Pengakuan dari UNESCO tersebut kiranya menjadi pemantik sanggar-sanggar di Kabupaten Magelang untuk menggeluti wayang topeng dengan standarisasi pola manajemen seni pertunjukan profesional. Mengingat seni pertunjukan wayang topeng ini, sebenarnya sudah menapaki jejak waktu yang cukup lama dengan berbagai dinamika yang ada di dalamnya.
Drama Tari Berdialog
Pada prinsipnya seni pertunjukan wayang topeng merupakan seni pertunjukan tradisional dalam bentuk drama tari berdialog yang di dalamnya terdapat perpaduan yang serasi antara dialog, seni tari, dan tata panggung. Seni pertunjukan ini hampir sama dengan penyajian wayang orang. Perbedaan penyajiannya, hanya para pemainnya memakai topeng selaras dengan visualisasi karakternya.

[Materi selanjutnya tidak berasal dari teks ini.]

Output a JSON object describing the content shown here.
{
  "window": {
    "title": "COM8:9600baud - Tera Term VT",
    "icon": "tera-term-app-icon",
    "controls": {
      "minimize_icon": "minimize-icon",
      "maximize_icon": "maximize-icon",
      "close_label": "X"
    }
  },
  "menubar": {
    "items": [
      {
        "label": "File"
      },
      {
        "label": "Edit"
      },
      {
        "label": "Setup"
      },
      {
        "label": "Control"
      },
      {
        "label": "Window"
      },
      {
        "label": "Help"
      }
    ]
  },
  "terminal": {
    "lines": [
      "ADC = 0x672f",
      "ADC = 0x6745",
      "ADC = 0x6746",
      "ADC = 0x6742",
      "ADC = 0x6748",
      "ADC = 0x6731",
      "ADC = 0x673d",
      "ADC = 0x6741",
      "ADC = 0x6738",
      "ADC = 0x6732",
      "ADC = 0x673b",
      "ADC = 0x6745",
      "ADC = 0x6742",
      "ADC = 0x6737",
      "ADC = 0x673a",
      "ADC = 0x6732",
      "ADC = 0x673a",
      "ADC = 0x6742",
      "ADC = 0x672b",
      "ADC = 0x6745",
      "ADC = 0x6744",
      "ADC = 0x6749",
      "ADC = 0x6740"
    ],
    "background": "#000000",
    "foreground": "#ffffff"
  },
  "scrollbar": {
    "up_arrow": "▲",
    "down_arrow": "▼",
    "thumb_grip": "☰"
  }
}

Di Jawa Tengah khususnya, seni pertunjukan tradisional tersebut sering mendapat sebutan wayang topeng. Untuk di daerah lain, istilah topeng menyertai lokus tempat asalnya, seperti topeng dheleng di Madura, topeng dhalang di Jawa Barat, atau topeng malangan di Malang, Jawa Timur. Adapun sumber cerita dari wayang topeng tersebut diambil dari yaitu cerita panji, yang mengisahkan Raden Panji Inu Kertapati dari kerajaan Jenggala dalam pengembaraannya untuk mendapatkan cinta sejati kekasihnya, Dewi Candrakirana, putri dari Kerajaan Kediri.
Di Jawa, fungsi topeng sebagai seni pertunjukan sudah dikenal sejak zaman kerajaan Majapahit atau Wilwatika dengan istilah raket. Menurut catatan dari Kitab Negarakertagama karya Mpu Prapanca, Raja Hayam Wuruk sebagai penguasa tertinggi kerajaan Majapahit ikut menjadi penari topeng yang cukup piawai. Peristiwa kultural yang spektakuler, seorang raja ternama dan besar di seluruh dwipantara ikut menari dalam suatu pertunjukan istana.
Keterlibatan langsung seorang penguasa terlibat sebagai penari, pada umumnya berdampak pada posisi seni pertunjukan di tengah kehidupan dan perkembangan seni budaya di lingkungan istana yang mengindikasikan bahwa seni pertunjukan tersebut merupakan suatu mahakarya atau karya monumental dari seni istana.
Mpu Prapanca sebagai pujangga besar Kerajaan Majapahit juga menyebutkan dalam wayang topeng dijumpai karakter shori (karakter pria), tekes (wanita), dan gitada (penyanyi) yang dapat diidentikkan dengan tokoh Panji, Candrakirana, dan beberapa tokoh pembantu lainnya yang ikut menyemarakkan seni pertunjukan topeng tersebut (Soedarsono, 1999).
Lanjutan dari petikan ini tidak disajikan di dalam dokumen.